Während die restriktive Geldpolitik die Wirtschaft zweifellos weiterhin belasten wird, haben sich die Aktien 2023 als widerstandsfähig erwiesen, denn die Unternehmen passten sich an, um ihre Margen zu sichern. Dies dürfte sich fortsetzen. Darüber hinaus bergen die Geopolitik, die demografische Entwicklung und ein „Higher for Longer“- Zinsumfeld sowohl Risiken als auch Chancen für Aktien. Für aktive Anleger ist es nicht verfrüht, zu entscheiden, welche Unternehmen auf der richtigen Seite dieser Trends stehen werden. Wie Abbildung 2 zeigt, schneiden „Qualitäts“-Unternehmen in Rezessionsphasen in den meisten Ländern (in diesem Beispiel die USA) in der Regel besser ab als der breite Markt.
Die Vorteile von Anleihen nutzen
Der abrupte Anstieg der Anleiherenditen und der damit verbundene Kursrückgang waren alles andere als optimal.

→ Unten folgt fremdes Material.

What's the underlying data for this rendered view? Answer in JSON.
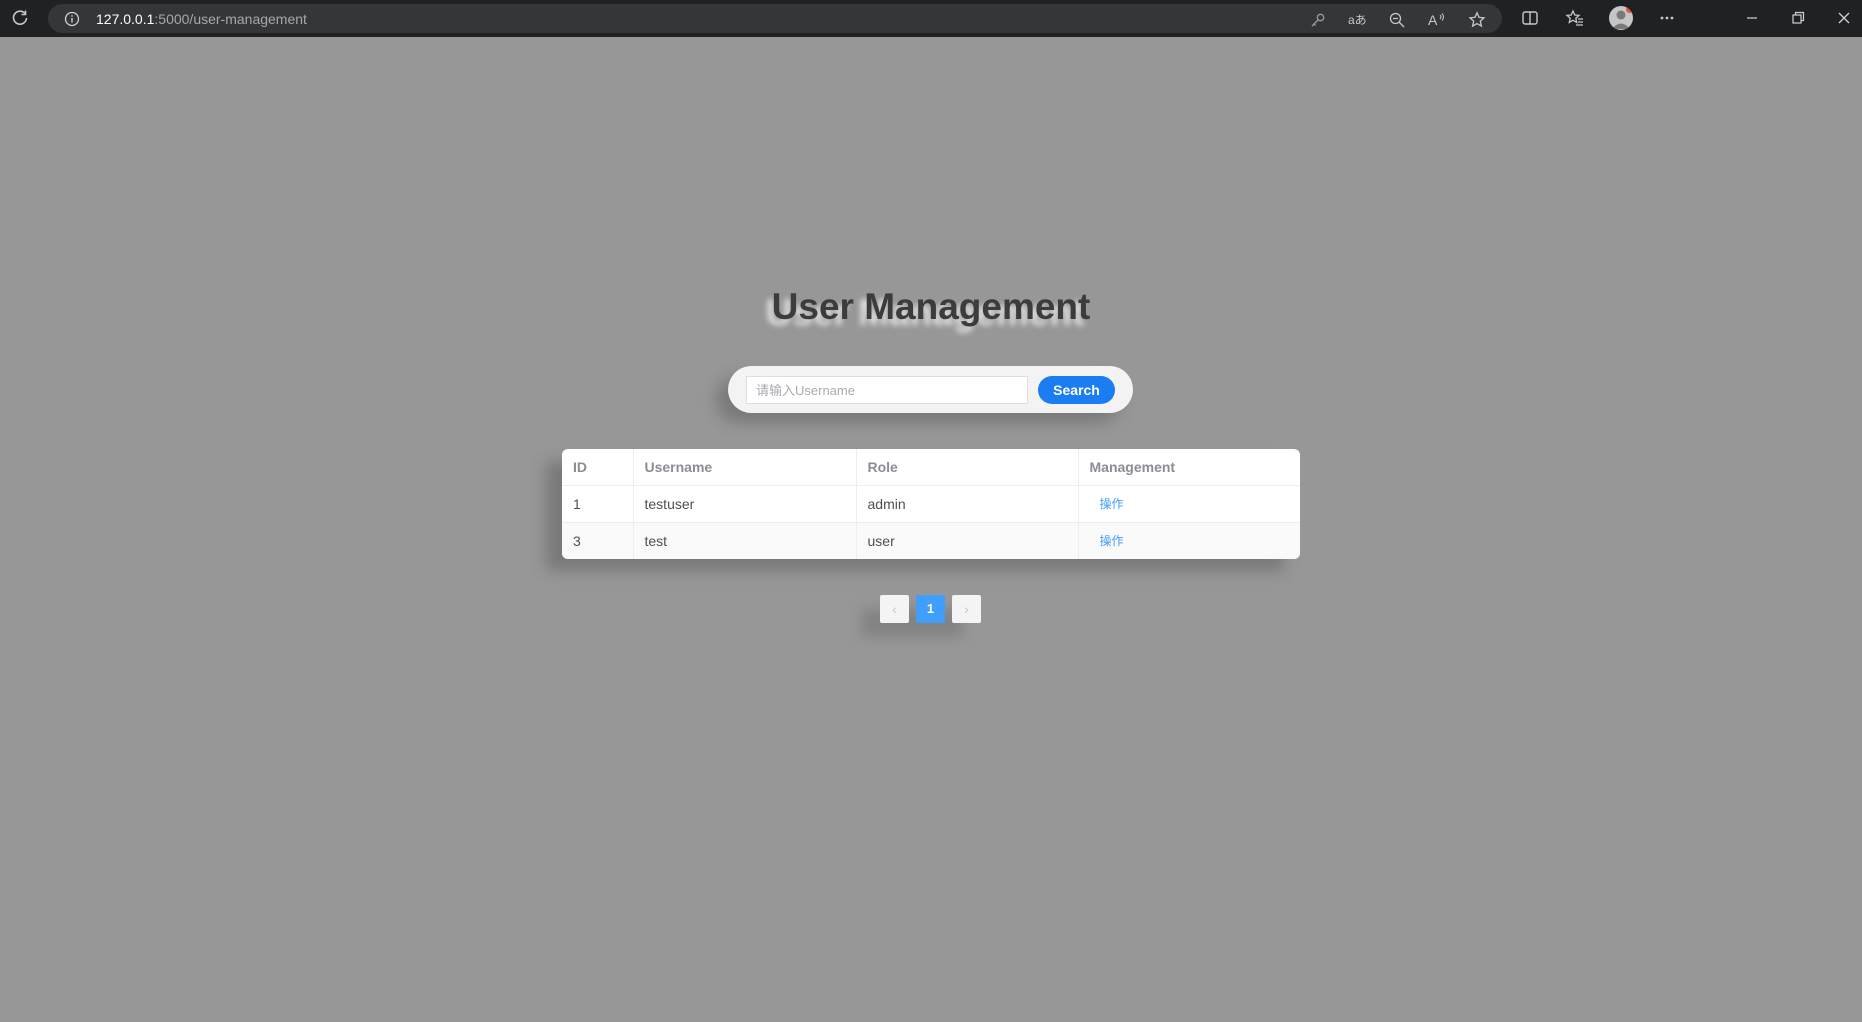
{
  "browser": {
    "url_host": "127.0.0.1",
    "url_path": ":5000/user-management"
  },
  "page": {
    "title": "User Management"
  },
  "search": {
    "placeholder": "请输入Username",
    "value": "",
    "button_label": "Search"
  },
  "table": {
    "headers": {
      "id": "ID",
      "username": "Username",
      "role": "Role",
      "management": "Management"
    },
    "rows": [
      {
        "id": "1",
        "username": "testuser",
        "role": "admin",
        "action": "操作"
      },
      {
        "id": "3",
        "username": "test",
        "role": "user",
        "action": "操作"
      }
    ]
  },
  "pagination": {
    "prev": "‹",
    "current_page": "1",
    "next": "›"
  }
}
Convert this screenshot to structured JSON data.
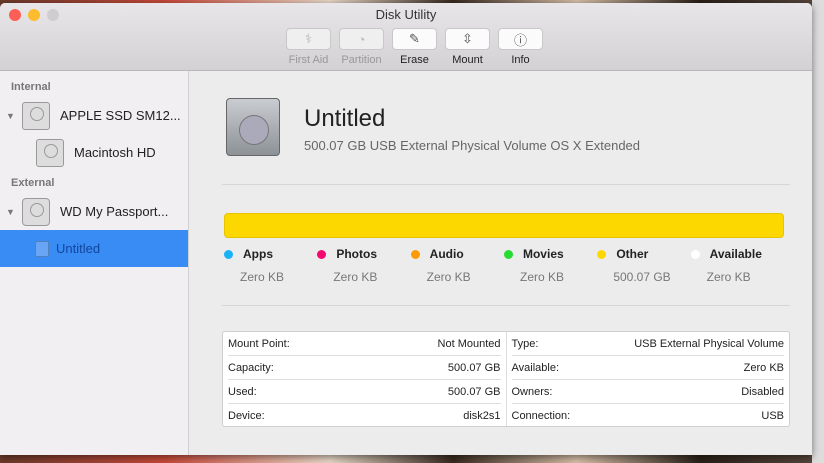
{
  "window": {
    "title": "Disk Utility"
  },
  "toolbar": [
    {
      "label": "First Aid",
      "icon": "stethoscope-icon",
      "glyph": "⚕",
      "enabled": false
    },
    {
      "label": "Partition",
      "icon": "pie-icon",
      "glyph": "◔",
      "enabled": false
    },
    {
      "label": "Erase",
      "icon": "erase-icon",
      "glyph": "✎",
      "enabled": true
    },
    {
      "label": "Mount",
      "icon": "mount-icon",
      "glyph": "⇳",
      "enabled": true
    },
    {
      "label": "Info",
      "icon": "info-icon",
      "glyph": "ⓘ",
      "enabled": true
    }
  ],
  "sidebar": {
    "internal_label": "Internal",
    "external_label": "External",
    "items": [
      {
        "label": "APPLE SSD SM12..."
      },
      {
        "label": "Macintosh HD"
      },
      {
        "label": "WD My Passport..."
      },
      {
        "label": "Untitled"
      }
    ]
  },
  "volume": {
    "name": "Untitled",
    "description": "500.07 GB USB External Physical Volume OS X Extended"
  },
  "usage": {
    "accent": "#fdd800",
    "other_fraction": 1.0,
    "legend": [
      {
        "label": "Apps",
        "value": "Zero KB",
        "color": "#1ab2f7"
      },
      {
        "label": "Photos",
        "value": "Zero KB",
        "color": "#f5086e"
      },
      {
        "label": "Audio",
        "value": "Zero KB",
        "color": "#fb9a04"
      },
      {
        "label": "Movies",
        "value": "Zero KB",
        "color": "#26dc32"
      },
      {
        "label": "Other",
        "value": "500.07 GB",
        "color": "#fdd800"
      },
      {
        "label": "Available",
        "value": "Zero KB",
        "color": "#ffffff"
      }
    ]
  },
  "info": {
    "left": [
      {
        "k": "Mount Point:",
        "v": "Not Mounted"
      },
      {
        "k": "Capacity:",
        "v": "500.07 GB"
      },
      {
        "k": "Used:",
        "v": "500.07 GB"
      },
      {
        "k": "Device:",
        "v": "disk2s1"
      }
    ],
    "right": [
      {
        "k": "Type:",
        "v": "USB External Physical Volume"
      },
      {
        "k": "Available:",
        "v": "Zero KB"
      },
      {
        "k": "Owners:",
        "v": "Disabled"
      },
      {
        "k": "Connection:",
        "v": "USB"
      }
    ]
  }
}
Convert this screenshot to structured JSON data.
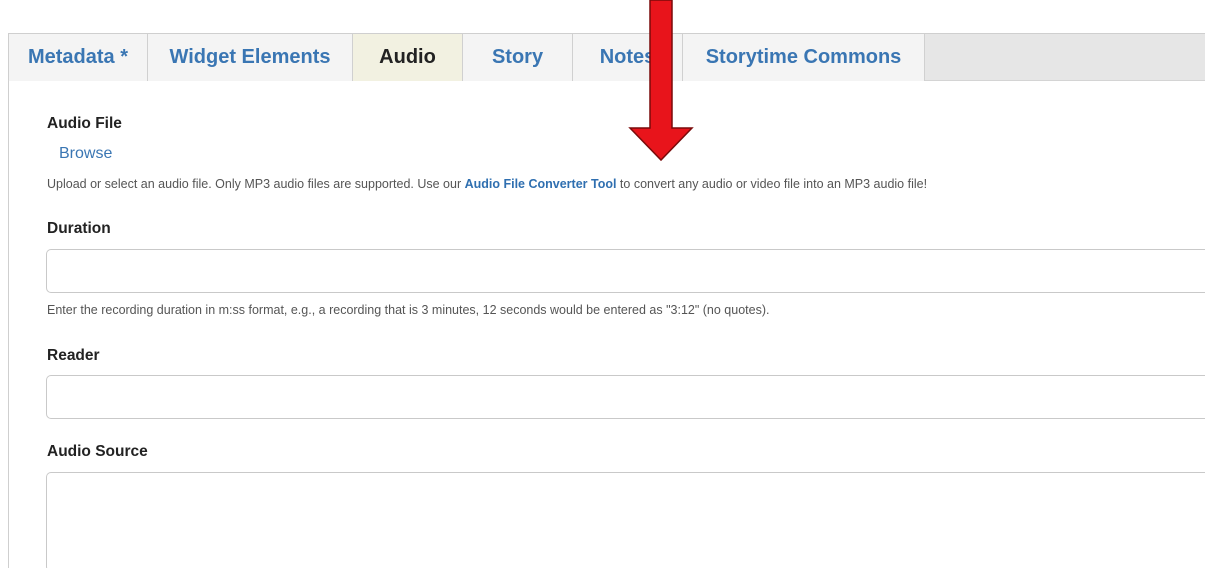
{
  "tabs": [
    {
      "label": "Metadata *",
      "active": false
    },
    {
      "label": "Widget Elements",
      "active": false
    },
    {
      "label": "Audio",
      "active": true
    },
    {
      "label": "Story",
      "active": false
    },
    {
      "label": "Notes",
      "active": false
    },
    {
      "label": "Storytime Commons",
      "active": false
    }
  ],
  "audio_file": {
    "label": "Audio File",
    "browse_label": "Browse",
    "help_before": "Upload or select an audio file. Only MP3 audio files are supported. Use our ",
    "help_link": "Audio File Converter Tool",
    "help_after": " to convert any audio or video file into an MP3 audio file!"
  },
  "duration": {
    "label": "Duration",
    "value": "",
    "help": "Enter the recording duration in m:ss format, e.g., a recording that is 3 minutes, 12 seconds would be entered as \"3:12\" (no quotes)."
  },
  "reader": {
    "label": "Reader",
    "value": ""
  },
  "audio_source": {
    "label": "Audio Source",
    "value": ""
  },
  "colors": {
    "link": "#3a76b3",
    "active_tab": "#f2f1e1",
    "annotation_arrow": "#e8141b"
  },
  "annotation": {
    "icon": "red-down-arrow-icon"
  }
}
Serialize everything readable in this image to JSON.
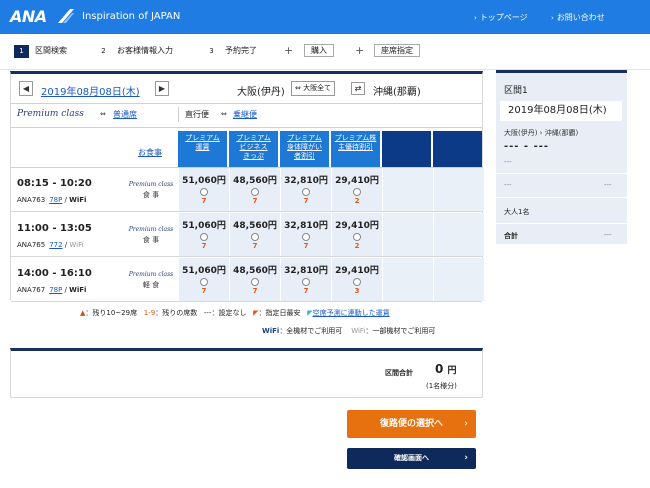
{
  "header": {
    "logo": "ANA",
    "tagline": "Inspiration of JAPAN",
    "nav": [
      "トップページ",
      "お問い合わせ"
    ]
  },
  "steps": [
    {
      "num": "1",
      "label": "区間検索"
    },
    {
      "num": "2",
      "label": "お客様情報入力"
    },
    {
      "num": "3",
      "label": "予約完了"
    },
    {
      "num": "+",
      "label": "購入"
    },
    {
      "num": "+",
      "label": "座席指定"
    }
  ],
  "search": {
    "prev": "◀",
    "date": "2019年08月08日(木)",
    "next": "▶",
    "from": "大阪(伊丹)",
    "from_chip": "大阪全て",
    "swap": "⇄",
    "to": "沖縄(那覇)"
  },
  "class_row": {
    "premium": "Premium class",
    "ordinary": "普通席",
    "direct": "直行便",
    "connecting": "乗継便"
  },
  "columns": {
    "meal": "お食事",
    "fares": [
      [
        "プレミアム",
        "運賃"
      ],
      [
        "プレミアム",
        "ビジネス",
        "きっぷ"
      ],
      [
        "プレミアム",
        "身体障がい",
        "者割引"
      ],
      [
        "プレミアム株",
        "主優待割引"
      ]
    ]
  },
  "flights": [
    {
      "time": "08:15 - 10:20",
      "flight": "ANA763",
      "aircraft": "78P",
      "wifi": "WiFi",
      "wifi_all": true,
      "meal_class": "Premium class",
      "meal": "食 事",
      "fares": [
        {
          "price": "51,060円",
          "seats": "7"
        },
        {
          "price": "48,560円",
          "seats": "7"
        },
        {
          "price": "32,810円",
          "seats": "7"
        },
        {
          "price": "29,410円",
          "seats": "2"
        }
      ]
    },
    {
      "time": "11:00 - 13:05",
      "flight": "ANA765",
      "aircraft": "772",
      "wifi": "WiFi",
      "wifi_all": false,
      "meal_class": "Premium class",
      "meal": "食 事",
      "fares": [
        {
          "price": "51,060円",
          "seats": "7"
        },
        {
          "price": "48,560円",
          "seats": "7"
        },
        {
          "price": "32,810円",
          "seats": "7"
        },
        {
          "price": "29,410円",
          "seats": "2"
        }
      ]
    },
    {
      "time": "14:00 - 16:10",
      "flight": "ANA767",
      "aircraft": "78P",
      "wifi": "WiFi",
      "wifi_all": true,
      "meal_class": "Premium class",
      "meal": "軽 食",
      "fares": [
        {
          "price": "51,060円",
          "seats": "7"
        },
        {
          "price": "48,560円",
          "seats": "7"
        },
        {
          "price": "32,810円",
          "seats": "7"
        },
        {
          "price": "29,410円",
          "seats": "3"
        }
      ]
    }
  ],
  "legend": {
    "tri": "▲",
    "tri_text": "：残り10~29席",
    "range": "1-9",
    "range_text": "：残りの席数",
    "dash": "---",
    "dash_text": "：設定なし",
    "flag_text": "：指定日最安",
    "link_text": "空席予測に連動した運賃",
    "wifi_all": "WiFi",
    "wifi_all_text": "：全機材でご利用可",
    "wifi_some": "WiFi",
    "wifi_some_text": "：一部機材でご利用可"
  },
  "total": {
    "label": "区間合計",
    "value": "0",
    "unit": "円",
    "note": "(1名様分)"
  },
  "buttons": {
    "return": "復路便の選択へ",
    "confirm": "確認画面へ"
  },
  "summary": {
    "section": "区間1",
    "date": "2019年08月08日(木)",
    "route": "大阪(伊丹) › 沖縄(那覇)",
    "times": "--- - ---",
    "flight": "---",
    "left": "---",
    "right": "---",
    "pax": "大人1名",
    "sum_label": "合計",
    "sum_value": "---"
  }
}
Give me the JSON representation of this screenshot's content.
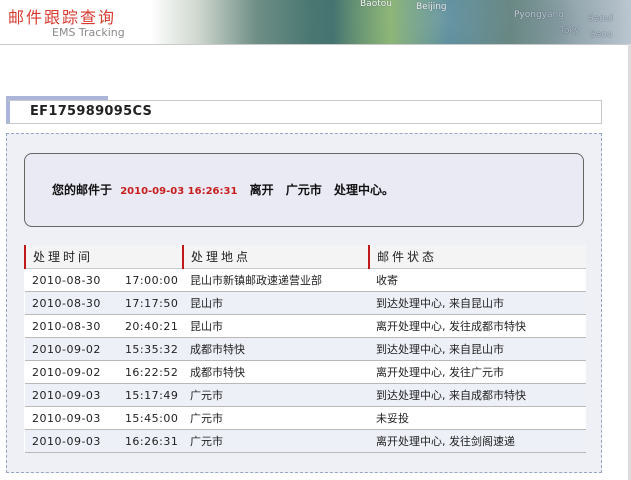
{
  "header": {
    "title_cn": "邮件跟踪查询",
    "title_en": "EMS Tracking",
    "map_labels": [
      "Baotou",
      "Beijing",
      "Pyongyang",
      "Seoul",
      "Toky",
      "Seou"
    ]
  },
  "tracking": {
    "number": "EF175989095CS"
  },
  "status": {
    "prefix": "您的邮件于",
    "timestamp": "2010-09-03 16:26:31",
    "action": "离开",
    "city": "广元市",
    "place": "处理中心。"
  },
  "table": {
    "headers": [
      "处理时间",
      "处理地点",
      "邮件状态"
    ],
    "rows": [
      {
        "date": "2010-08-30",
        "time": "17:00:00",
        "location": "昆山市新镇邮政速递营业部",
        "status": "收寄"
      },
      {
        "date": "2010-08-30",
        "time": "17:17:50",
        "location": "昆山市",
        "status": "到达处理中心, 来自昆山市"
      },
      {
        "date": "2010-08-30",
        "time": "20:40:21",
        "location": "昆山市",
        "status": "离开处理中心, 发往成都市特快"
      },
      {
        "date": "2010-09-02",
        "time": "15:35:32",
        "location": "成都市特快",
        "status": "到达处理中心, 来自昆山市"
      },
      {
        "date": "2010-09-02",
        "time": "16:22:52",
        "location": "成都市特快",
        "status": "离开处理中心, 发往广元市"
      },
      {
        "date": "2010-09-03",
        "time": "15:17:49",
        "location": "广元市",
        "status": "到达处理中心, 来自成都市特快"
      },
      {
        "date": "2010-09-03",
        "time": "15:45:00",
        "location": "广元市",
        "status": "未妥投"
      },
      {
        "date": "2010-09-03",
        "time": "16:26:31",
        "location": "广元市",
        "status": "离开处理中心, 发往剑阁速递"
      }
    ]
  },
  "colors": {
    "title_red": "#d73a2f",
    "timestamp_red": "#c81e1e",
    "panel_bg": "#eef0f6",
    "tab_accent": "#aab5d9"
  }
}
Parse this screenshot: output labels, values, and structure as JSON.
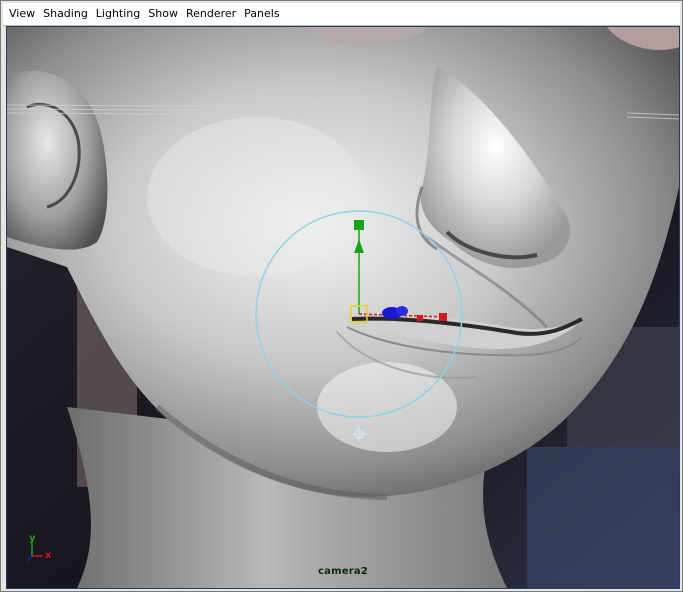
{
  "menu": {
    "items": [
      {
        "label": "View"
      },
      {
        "label": "Shading"
      },
      {
        "label": "Lighting"
      },
      {
        "label": "Show"
      },
      {
        "label": "Renderer"
      },
      {
        "label": "Panels"
      }
    ]
  },
  "viewport": {
    "camera_label": "camera2",
    "axis_labels": {
      "y": "y",
      "x": "x"
    }
  },
  "colors": {
    "manipulator_ring": "#8fd3e6",
    "y_axis": "#1aa31a",
    "x_axis": "#d11a1a",
    "z_axis": "#1a1ad1",
    "pivot": "#e8d21a"
  }
}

Das Ergebnis ist jedoch, dass festverzinsliche Wertpapiere wieder ihre traditionelle Rolle in einem ausgewogenen Portfolio spielen können. Da die Leitzinsen um Hunderte von Basispunkten gestiegen sind, haben die Zentralbanken weltweit endlich den Spielraum, die Zinsen zu senken, sollte die Wirtschaft schrumpfen.
Da die Rendite der 10-jährigen US-Treasuries deutlich über 4 % liegt, könnten Anleihen einen Wertzuwachs generieren, der einen Teil des Aktienrückgangs in einem Risk-Off-Szenario kompensiert. Höhere Renditen bei risikofreien Wertpapieren haben den Vorteil verringert, sich aus Staats-, Unternehmens- und verbrieften Anleihen mit Investment-Grade-Rating zu verabschieden. Das Potenzial attraktiver risikobereinigter Renditen in weniger konjunkturanfälligen High-Yield-Segmenten des Marktes bedeutet jedoch, dass diese ebenfalls aktiv in die Portfolios der Anleger aufgenommen werden sollten.
Das lange Spiel
Der Zyklus ist wesentlich und sollte in die Entscheidungsfindung einfließen. Wir sind jedoch überzeugt, dass der Schlüssel zum Anlageerfolg darin liegt, einen Fünf- bis Zehnjahreshorizont zu verfolgen. Vor diesem Hintergrund bleiben wir für die Finanzmärkte optimistisch. Wir sehen Chancen in allen Anlageklassen und sind von den Vorteilen eines diversifizierten Portfolios überzeugt. Um die erwarteten und unerwarteten Kettenreaktionen des Jahres 2024 zu bewältigen, bedarf es jedoch umfassender Researchkapazitäten, um die ökonomischen Auswirkungen wirklich zu verstehen, die daraus resultierenden Marktverwerfungen zu erkennen und Kunden zu helfen, ihre Investitionen in eine bessere Zukunft zu führen.